Youa Vang Lee speaks in front of thousands of people attending a memorial rally for George Floyd at the Minnesota State Capitol on May, 31, 20trăng tròn.

The problem is race, and class, and war–a country almost always at war overseas that then pits its poor of all races and its exploited minorities against each other in a domestic war over scarce resources. So long as this crossbred system of White supremacy and capitamenu exploitation remains in place, there will always be someone who will write that sign: Another American Driven Out of Business by , because racism always offers the temptation lớn blame the weak rather than the powerful. The people who write these signs are engaging in the most dangerous kind of identity politics, the nationalist American kind, which, from the origins of this country, has been trắng và propertied. The police were created khổng lồ defkết thúc the White, the propertied & their allies, & continue lớn vì so. Blaông chồng people know this all too well, many descended from people who were property.

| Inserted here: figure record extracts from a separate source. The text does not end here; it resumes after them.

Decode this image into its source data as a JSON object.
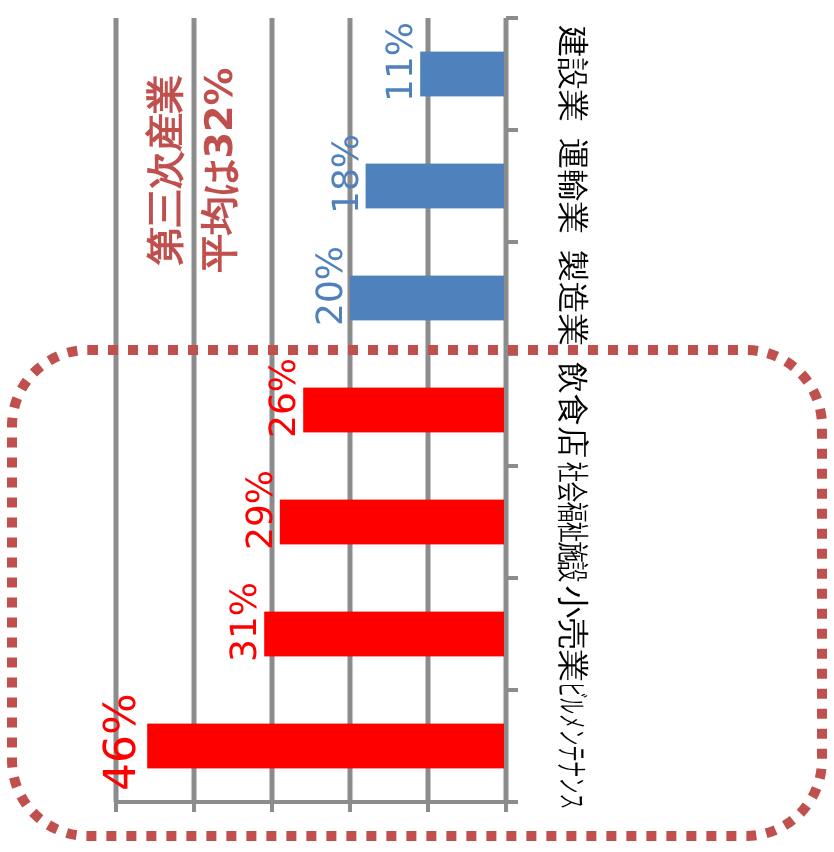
{
  "chart_data": {
    "type": "bar",
    "orientation": "horizontal",
    "categories": [
      "建設業",
      "運輸業",
      "製造業",
      "飲食店",
      "社会福祉施設",
      "小売業",
      "ビルメンテナンス"
    ],
    "values": [
      11,
      18,
      20,
      26,
      29,
      31,
      46
    ],
    "value_labels": [
      "11%",
      "18%",
      "20%",
      "26%",
      "29%",
      "31%",
      "46%"
    ],
    "colors": [
      "#4f81bd",
      "#4f81bd",
      "#4f81bd",
      "#ff0000",
      "#ff0000",
      "#ff0000",
      "#ff0000"
    ],
    "xlim": [
      50,
      0
    ],
    "xticks": [
      {
        "value": 0,
        "label": null
      },
      {
        "value": 10,
        "label": null
      },
      {
        "value": 20,
        "label": null
      },
      {
        "value": 30,
        "label": null
      },
      {
        "value": 40,
        "label": null
      },
      {
        "value": 50,
        "label": null
      }
    ],
    "tick_labels": "y",
    "grid": "x",
    "annotations": [
      "第三次産業",
      "平均は32%"
    ]
  }
}
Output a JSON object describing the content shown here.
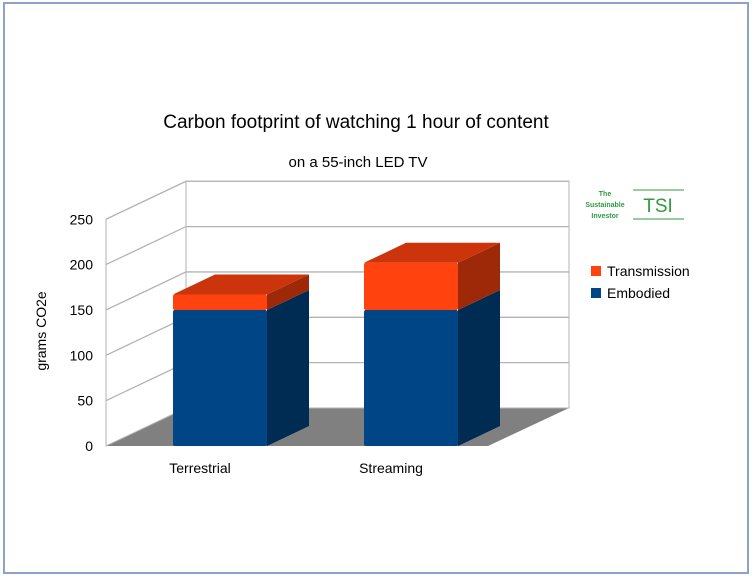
{
  "chart_data": {
    "type": "bar",
    "stacked": true,
    "three_d": true,
    "title": "Carbon footprint of watching 1 hour of content",
    "subtitle": "on a 55-inch LED TV",
    "xlabel": "",
    "ylabel": "grams CO2e",
    "ylim": [
      0,
      250
    ],
    "yticks": [
      0,
      50,
      100,
      150,
      200,
      250
    ],
    "grid": true,
    "legend_position": "right",
    "categories": [
      "Terrestrial",
      "Streaming"
    ],
    "series": [
      {
        "name": "Embodied",
        "values": [
          150,
          150
        ],
        "color": "#004586"
      },
      {
        "name": "Transmission",
        "values": [
          17,
          52
        ],
        "color": "#ff420e"
      }
    ]
  },
  "logo": {
    "line1": "The",
    "line2": "Sustainable",
    "line3": "Investor",
    "abbr": "TSI",
    "color": "#2f9a3e"
  }
}
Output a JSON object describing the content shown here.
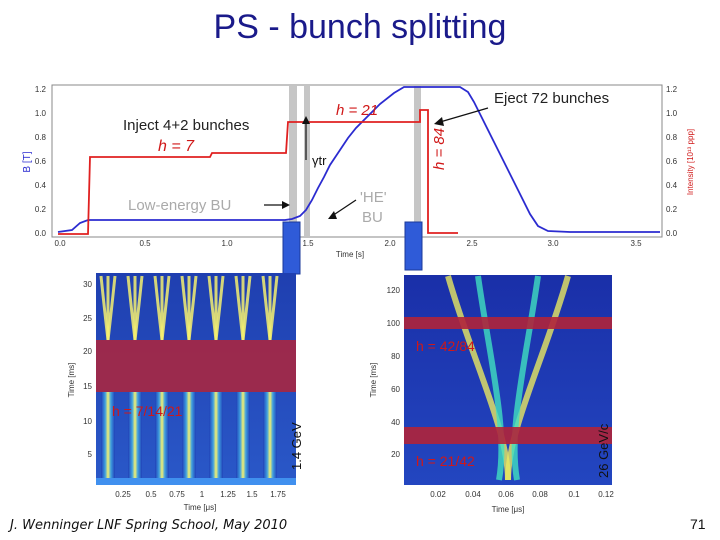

My parents, as newcomers to lớn America, learned this lesson most intimately. When they opened the New Saigon, they told me not to Điện thoại tư vấn the police if there was trouble. In Vietphái nam, the police were not lớn be trusted. The police were corrupt. But a few years later, when an armed (white) gunman burst inkhổng lồ our house và pointed a gun in all our faces, và after my mother dashed by hyên và into lớn the street and saved our lives, I called the police. The police officers who came were trắng và Latino. They were gentle và respectful with us. We owned property. We were the victims. And yet our status as people with property, as refugees fulfilling the American Dream, as good neighbors for White people, is always fragile, so long as that sign can always be hung.

But the people who would hang that sign misunderstand a basic fact of American life: America is built on the business of driving other businesses out of business. This is the life cycle of capitalism, one in which an (Asian) American Dream that is multicultural, transpacific và corporate fits perfectly well. My parents, natural capitalists, succeeded at this life cycle until they, in turn, were driven out of business. The thành phố of San Jose, which had neglected downtown when my parents arrived, changed its approach with the rise of Silibé Valley. Realizing that downtown should reflect the image of a modern tech metropolis, the thành phố used eminent domain name lớn force my parents khổng lồ sell their store. Across from where the New Saigon once stood now looms the brand-new thành phố hall, which was supposed khổng lồ face a brand-new symphony hall.

I love the idea that a symphony could have sầu sprung from the refugee roots of the New Saigon, where my parents shed not only sweat but blood, having once been shot there on Christmas Eve. But for many years, all that stood on my parents’ property was a dismal parking lot. Eventually the thành phố sold the property for many millions of dollars, and now a tower of expensive sầu condominiums is being built on the site of my parents’ struggle for the American Dream. The symphony was never heard. This, too, is America.

So is this: the mother of Fong Lee, Youa Vang Lee, marching with Hmuốn 4 Blaông chồng Lives on the Minnesota state capitol in the wake of George Floyd’s killing. “I have sầu to lớn be there,” she said. She spoke in Hmong, but her feelings could be understood without translation.

“The same happened khổng lồ my son.”

Nguyen is a Pulitzer Prize–winning novelist và a University Professor at the University of Southern California

Correction, June 29, 2020

The original version of this story misstated the spelling of the last name of the police officer who killed Fong Lee. It is Andersen, not Anderson.